Regards,Damyan PetevSoftware DeveloperInfragistics, Inc.
Thank you for the detailed information and testing! From the few tests I ran I can tell the bottleneck is indeed the Insert method as it seems to be very costly on the object model/rows collection itself when moving thousands of rows at a time each iteration. As noted above, this seems to be true even without data or little data and before including formulas in the mix and a drastic difference after that as well. We’ll definitely look into this.
In the meantime though, it makes perfect sense to perform the insert operation in bulk as it will always be faster and I’m hoping your current implementation can accommodate such flow as it seems fairly reasonable to be able to determine the amount of rows required directly before filling them in with data.

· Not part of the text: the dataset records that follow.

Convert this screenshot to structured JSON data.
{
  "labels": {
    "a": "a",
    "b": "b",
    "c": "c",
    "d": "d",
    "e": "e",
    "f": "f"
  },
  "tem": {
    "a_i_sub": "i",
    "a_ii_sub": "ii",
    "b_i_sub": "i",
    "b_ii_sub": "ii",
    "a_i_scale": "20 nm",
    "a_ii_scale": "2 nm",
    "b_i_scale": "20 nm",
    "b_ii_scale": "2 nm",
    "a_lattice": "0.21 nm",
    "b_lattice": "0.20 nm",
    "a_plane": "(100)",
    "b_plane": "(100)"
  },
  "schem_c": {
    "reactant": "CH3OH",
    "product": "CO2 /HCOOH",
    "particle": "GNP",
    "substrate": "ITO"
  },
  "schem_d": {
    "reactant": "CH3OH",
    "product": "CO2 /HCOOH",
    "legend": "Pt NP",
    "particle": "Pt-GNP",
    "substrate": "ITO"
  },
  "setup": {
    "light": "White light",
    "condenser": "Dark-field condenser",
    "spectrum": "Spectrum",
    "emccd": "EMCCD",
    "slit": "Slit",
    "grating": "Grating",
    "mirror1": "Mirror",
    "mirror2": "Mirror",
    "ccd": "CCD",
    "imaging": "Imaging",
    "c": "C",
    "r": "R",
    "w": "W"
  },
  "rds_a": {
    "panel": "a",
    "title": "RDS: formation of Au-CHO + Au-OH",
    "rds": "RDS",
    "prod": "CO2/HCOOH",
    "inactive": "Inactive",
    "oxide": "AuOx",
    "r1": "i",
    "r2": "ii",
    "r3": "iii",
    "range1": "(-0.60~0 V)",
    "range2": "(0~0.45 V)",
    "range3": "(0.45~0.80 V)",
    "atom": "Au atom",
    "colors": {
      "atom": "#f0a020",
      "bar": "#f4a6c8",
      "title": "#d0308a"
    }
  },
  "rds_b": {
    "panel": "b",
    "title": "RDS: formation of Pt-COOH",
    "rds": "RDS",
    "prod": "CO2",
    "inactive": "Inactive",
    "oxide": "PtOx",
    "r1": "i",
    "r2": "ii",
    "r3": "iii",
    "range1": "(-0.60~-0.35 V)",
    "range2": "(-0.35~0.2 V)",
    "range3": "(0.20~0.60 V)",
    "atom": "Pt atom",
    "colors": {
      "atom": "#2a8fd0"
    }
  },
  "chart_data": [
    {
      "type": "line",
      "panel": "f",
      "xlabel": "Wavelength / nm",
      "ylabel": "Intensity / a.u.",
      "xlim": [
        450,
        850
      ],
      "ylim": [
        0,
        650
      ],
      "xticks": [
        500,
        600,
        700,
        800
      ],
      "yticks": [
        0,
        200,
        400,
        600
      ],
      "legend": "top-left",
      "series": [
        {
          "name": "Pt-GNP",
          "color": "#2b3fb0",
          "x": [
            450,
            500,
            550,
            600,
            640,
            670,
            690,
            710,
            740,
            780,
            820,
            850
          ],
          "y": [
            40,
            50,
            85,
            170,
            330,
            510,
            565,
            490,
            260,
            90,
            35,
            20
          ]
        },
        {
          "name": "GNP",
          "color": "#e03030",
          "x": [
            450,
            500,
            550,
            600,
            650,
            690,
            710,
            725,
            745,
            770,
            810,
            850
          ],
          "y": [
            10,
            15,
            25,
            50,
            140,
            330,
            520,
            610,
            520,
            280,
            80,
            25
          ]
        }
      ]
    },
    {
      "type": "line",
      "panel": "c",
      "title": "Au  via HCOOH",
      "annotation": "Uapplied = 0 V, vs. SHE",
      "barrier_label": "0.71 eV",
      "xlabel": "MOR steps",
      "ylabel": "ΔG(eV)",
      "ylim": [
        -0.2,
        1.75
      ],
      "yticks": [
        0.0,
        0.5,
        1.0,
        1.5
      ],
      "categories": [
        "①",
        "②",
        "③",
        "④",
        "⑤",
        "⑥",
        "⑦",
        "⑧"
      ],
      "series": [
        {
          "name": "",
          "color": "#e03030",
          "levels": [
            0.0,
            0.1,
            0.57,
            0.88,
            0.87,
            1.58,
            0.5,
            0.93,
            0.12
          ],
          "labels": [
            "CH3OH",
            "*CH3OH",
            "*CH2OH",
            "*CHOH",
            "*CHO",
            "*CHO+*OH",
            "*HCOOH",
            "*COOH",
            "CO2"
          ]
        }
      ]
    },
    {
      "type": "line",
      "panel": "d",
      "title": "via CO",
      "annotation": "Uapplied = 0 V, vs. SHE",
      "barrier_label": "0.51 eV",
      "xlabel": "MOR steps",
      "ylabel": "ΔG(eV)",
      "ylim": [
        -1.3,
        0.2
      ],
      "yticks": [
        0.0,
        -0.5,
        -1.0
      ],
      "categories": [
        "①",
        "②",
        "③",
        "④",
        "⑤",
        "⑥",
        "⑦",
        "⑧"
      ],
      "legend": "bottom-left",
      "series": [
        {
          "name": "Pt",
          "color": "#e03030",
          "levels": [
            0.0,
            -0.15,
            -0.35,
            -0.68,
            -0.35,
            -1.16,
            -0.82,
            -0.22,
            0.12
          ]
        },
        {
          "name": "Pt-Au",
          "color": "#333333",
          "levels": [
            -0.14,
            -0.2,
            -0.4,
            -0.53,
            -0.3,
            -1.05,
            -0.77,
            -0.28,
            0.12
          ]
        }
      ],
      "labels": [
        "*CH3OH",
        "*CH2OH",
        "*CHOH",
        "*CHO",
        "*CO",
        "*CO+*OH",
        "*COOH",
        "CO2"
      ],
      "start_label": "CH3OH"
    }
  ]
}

Will post updates as we have them.
Damyan Petev
Software Developer
Infragistics, Inc.
Let me explain my business use case; I think this will help. We have an Excel "Templating" feature which allows our clients to take an existing Excel workbook and template out headers and footers and then our system fills in the data in the middle. The client also has the ability to take a single datasource and parse it out into as many sheets as they want. So we don't necessarily know how many rows to insert into each sheet until we actually add in the data. This works perfectly fine with the Infragistics excel classes when there are not many rows or Excel formulas are not used in each row, but seriously slows down when many rows are used with formulas. We don't typically consider 10k rows to be a lot of data (I could see a client writing up to 100k rows of data) and Excel can inherently handle inserting a row at a time without being too slow (more on this below).

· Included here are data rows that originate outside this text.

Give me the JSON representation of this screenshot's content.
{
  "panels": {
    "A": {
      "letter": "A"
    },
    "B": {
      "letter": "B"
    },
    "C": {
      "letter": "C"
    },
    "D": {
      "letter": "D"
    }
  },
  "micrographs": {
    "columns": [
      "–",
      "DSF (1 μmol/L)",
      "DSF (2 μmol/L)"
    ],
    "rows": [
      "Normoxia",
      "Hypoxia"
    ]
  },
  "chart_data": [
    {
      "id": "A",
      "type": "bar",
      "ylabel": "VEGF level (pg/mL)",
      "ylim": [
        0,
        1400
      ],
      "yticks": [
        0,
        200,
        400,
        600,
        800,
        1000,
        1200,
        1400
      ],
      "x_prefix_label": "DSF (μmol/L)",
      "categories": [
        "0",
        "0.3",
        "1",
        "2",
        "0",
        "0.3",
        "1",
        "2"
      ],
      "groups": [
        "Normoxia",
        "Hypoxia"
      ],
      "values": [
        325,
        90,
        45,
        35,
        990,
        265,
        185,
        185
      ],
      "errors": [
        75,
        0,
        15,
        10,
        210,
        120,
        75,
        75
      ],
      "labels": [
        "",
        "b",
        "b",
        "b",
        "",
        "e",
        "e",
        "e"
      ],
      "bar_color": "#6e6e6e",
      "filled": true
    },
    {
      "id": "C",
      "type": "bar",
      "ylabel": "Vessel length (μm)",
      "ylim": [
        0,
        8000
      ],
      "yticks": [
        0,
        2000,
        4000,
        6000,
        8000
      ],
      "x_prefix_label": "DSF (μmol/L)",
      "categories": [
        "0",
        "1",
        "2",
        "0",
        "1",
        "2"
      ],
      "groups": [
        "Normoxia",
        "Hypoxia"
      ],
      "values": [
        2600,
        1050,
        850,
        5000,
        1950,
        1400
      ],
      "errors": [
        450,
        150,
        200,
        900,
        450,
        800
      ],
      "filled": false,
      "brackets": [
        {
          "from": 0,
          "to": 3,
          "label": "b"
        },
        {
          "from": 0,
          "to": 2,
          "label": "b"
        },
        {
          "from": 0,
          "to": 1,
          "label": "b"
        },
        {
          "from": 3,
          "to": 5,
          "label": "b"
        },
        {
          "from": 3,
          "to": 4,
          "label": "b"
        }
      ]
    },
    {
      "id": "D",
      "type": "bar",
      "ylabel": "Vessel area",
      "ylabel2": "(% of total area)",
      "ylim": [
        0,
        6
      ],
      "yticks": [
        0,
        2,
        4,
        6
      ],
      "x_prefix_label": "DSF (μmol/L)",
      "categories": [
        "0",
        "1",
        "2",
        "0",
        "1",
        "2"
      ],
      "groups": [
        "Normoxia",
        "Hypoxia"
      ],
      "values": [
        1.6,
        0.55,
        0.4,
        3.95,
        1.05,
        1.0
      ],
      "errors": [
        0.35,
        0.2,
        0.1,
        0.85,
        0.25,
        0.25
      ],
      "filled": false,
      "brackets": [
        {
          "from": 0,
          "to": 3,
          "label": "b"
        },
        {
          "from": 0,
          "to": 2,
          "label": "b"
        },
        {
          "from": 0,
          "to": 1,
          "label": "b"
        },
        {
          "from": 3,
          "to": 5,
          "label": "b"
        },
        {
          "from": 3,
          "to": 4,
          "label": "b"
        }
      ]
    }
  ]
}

I don't think pushing down the data in the cells is the issue. Try creating two separate sheets and writing the data in one, while inserting the rows in the other. This takes about the same amount of time as doing this in a single sheet:
I ran another test to try to figure out where the bottleneck was. I create an excel macro that does pretty much the same thing as the code above. This took about 17 seconds for 3000 rows and 148 seconds for 10,000 rows. If I set excel to Manual calculations, this changes to 8 seconds and 90 seconds respectively. This is compared to the code above that took 92 seconds for 3000 rows. I ran the C# test again for 10,000 rows and it took 17 minutes 50 seconds (1070 seconds). So in both cases, the Infragistics classes are over 10x slower than Excel itself.
I'm in no way saying that the Infragistics classes should be as fast as an Excel macro. I do think there is room for improvement though because the Infragistics classes get much slower as more data is added, and this only happens when combining formulas with the Insert method.
I do see the benefit of inserting all the rows that are needed at the same time, so I'll see if I can get this to work; however, it may also be worth it to get a developer to look at this to see why inserting rows is 10x slower than Excel when formulas are used.